Spezza il lungo silenzio: «Lo vuoi?» sposta il cono dalla bocca, scoprendo le labbra infantilmente sporche.

Si accorge del mio sguardo fisso, quindi le pulisce subito con la lingua, forse distrattamente, forse con astuzia.
Tuttavia, indugia in un punto che sembra troppo lontano e la punta carnosa trema alla tensione dei nervi.

Mi formicola il polso. La voglia di allungare una mano e pulire il suo viso mi provoca quasi un dolore al centro del petto.

Nego, «N-no» distolgo lo sguardo, colpevole per il suo crimine, «Grazie».

«Allora perché stai continuando a guardarmi?» il tono sembra ingenuo ed è proprio per questo che le mie guance diventano bordeaux.
«Non ti piace?» indica le mie buste, oramai vuote.

Afferro immediatamente l'ennesimo pezzo di impasto, «No, no, è buonissimo» lo azzanno sotto i suoi occhi confusi ma attenti.

Non dà peso alle mie parole, ma soprattutto allo strano atteggiamento, perché tende il braccio nella mia direzione, piazzandomi il cono davanti agli occhi.
«Tieni» mi invita, «Quella cosa lì alla cannella sembra più buona».

Aggrotto le sopracciglia, «Sei sicuro?».

Annuisce con nonchalance, «Sì, dammi».

Ci scambiamo i dolci e il mio stomaco batte le ali non appena realizzo il bacio indiretto che mi ha passato.
Mi trema il sangue nelle vene soltanto al ricordo della sua lingua sulla superficie di panna, che gioca con il sapore e vi lascia sopra il suo.

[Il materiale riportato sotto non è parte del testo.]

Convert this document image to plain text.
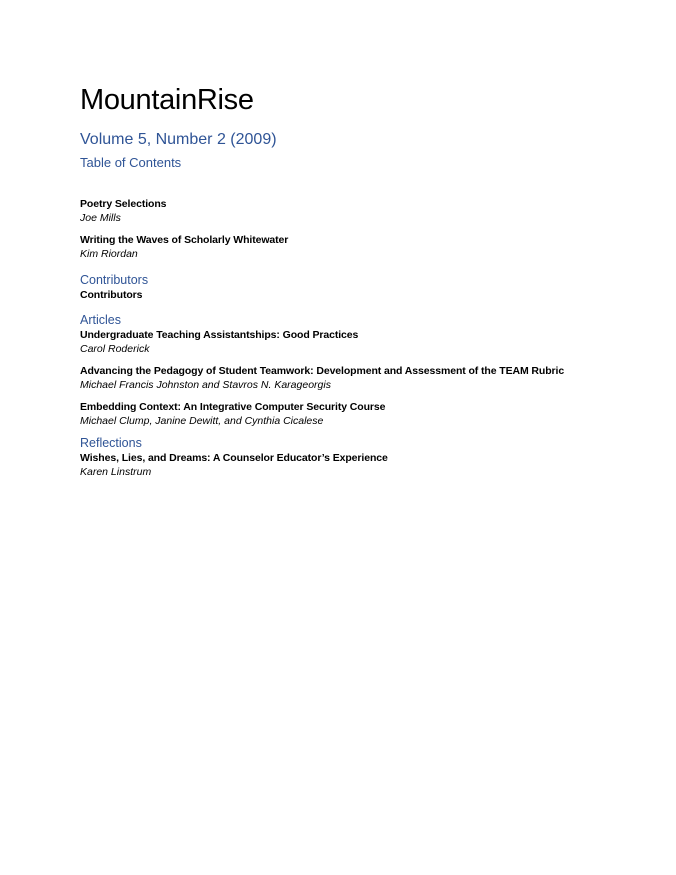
MountainRise
Volume 5, Number 2 (2009)
Table of Contents
Poetry Selections
Joe Mills
Writing the Waves of Scholarly Whitewater
Kim Riordan
Contributors
Contributors
Articles
Undergraduate Teaching Assistantships: Good Practices
Carol Roderick
Advancing the Pedagogy of Student Teamwork: Development and Assessment of the TEAM Rubric
Michael Francis Johnston and Stavros N. Karageorgis
Embedding Context: An Integrative Computer Security Course
Michael Clump, Janine Dewitt, and Cynthia Cicalese
Reflections
Wishes, Lies, and Dreams: A Counselor Educator’s Experience
Karen Linstrum
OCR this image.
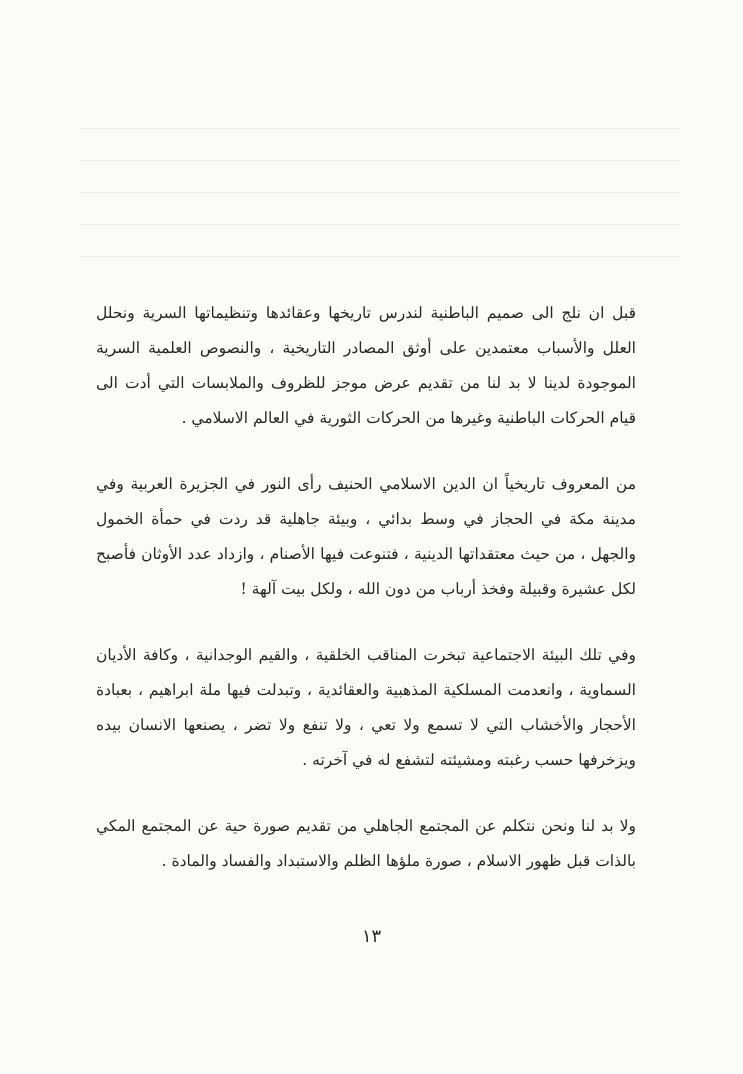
قبل ان نلج الى صميم الباطنية لندرس تاريخها وعقائدها وتنظيماتها السرية ونحلل العلل والأسباب معتمدين على أوثق المصادر التاريخية ، والنصوص العلمية السرية الموجودة لدينا لا بد لنا من تقديم عرض موجز للظروف والملابسات التي أدت الى قيام الحركات الباطنية وغيرها من الحركات الثورية في العالم الاسلامي .

من المعروف تاريخياً ان الدين الاسلامي الحنيف رأى النور في الجزيرة العربية وفي مدينة مكة في الحجاز في وسط بدائي ، وبيئة جاهلية قد ردت في حمأة الخمول والجهل ، من حيث معتقداتها الدينية ، فتنوعت فيها الأصنام ، وازداد عدد الأوثان فأصبح لكل عشيرة وقبيلة وفخذ أرباب من دون الله ، ولكل بيت آلهة !

وفي تلك البيئة الاجتماعية تبخرت المناقب الخلقية ، والقيم الوجدانية ، وكافة الأديان السماوية ، وانعدمت المسلكية المذهبية والعقائدية ، وتبدلت فيها ملة ابراهيم ، بعبادة الأحجار والأخشاب التي لا تسمع ولا تعي ، ولا تنفع ولا تضر ، يصنعها الانسان بيده ويزخرفها حسب رغبته ومشيئته لتشفع له في آخرته .

ولا بد لنا ونحن نتكلم عن المجتمع الجاهلي من تقديم صورة حية عن المجتمع المكي بالذات قبل ظهور الاسلام ، صورة ملؤها الظلم والاستبداد والفساد والمادة .

١٣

Chissà se riuscirò a sentirlo anche io.

Avvicino il gelato al viso, molto lentamente. Indugio nell'appoggiarci la lingua, nonostante sia delizioso e dolce e abbia l'acquolina in bocca.

Per me, scambiarsi il cibo è un gesto intimo.
È raro che lo faccia persino con la mia famiglia, eppure, con lui mi sento molto più a mio agio.

Proprio quando sto per mangiucchiare il cono, alzo lo sguardo distrattamente e per poco non sputacchio.
Assisto alla scena, quasi a rallentatore, di lui che assaggia un pezzo di girella e la mastica così difficilmente da sembrare abbia del pongo in bocca.
Cerca di deglutire, ma proprio non ci riesce.
Poi, nonostante il suo viso sia sempre incredibilmente composto e serio, si contorce in un'espressione disgustata, talmente stramba e marcata da lasciarmi a bocca aperta.

Ma... quello è Scott?

Non riesco a smettere di guardarlo e scoppio a ridere di pancia, nascondendo le labbra con una mano.
La vista viene offuscata da copiose lacrime, mentre le guance bruciacchiate tirano a dismisura. Rido fino a farmi male alla pancia.

Però, mi rendo conto che non sia per niente carino ridere in una situazione del genere, quindi tossisco sottovoce, camuffando la risata che non vuole proprio andarsene.

Sono una persona orribile, lo ammetto spudoratamente.
Quando qualcuno si fa male, io rido, a meno che non sia una situazione drammatica.
Sbatto la testa contro una mensola? Rido.
Mio fratello cade malamente? Rido.
Papà inciampa sul tappeto? Rido.
Cavoli... sono veramente crudele, ora che mi vengono alla mente certi esempi.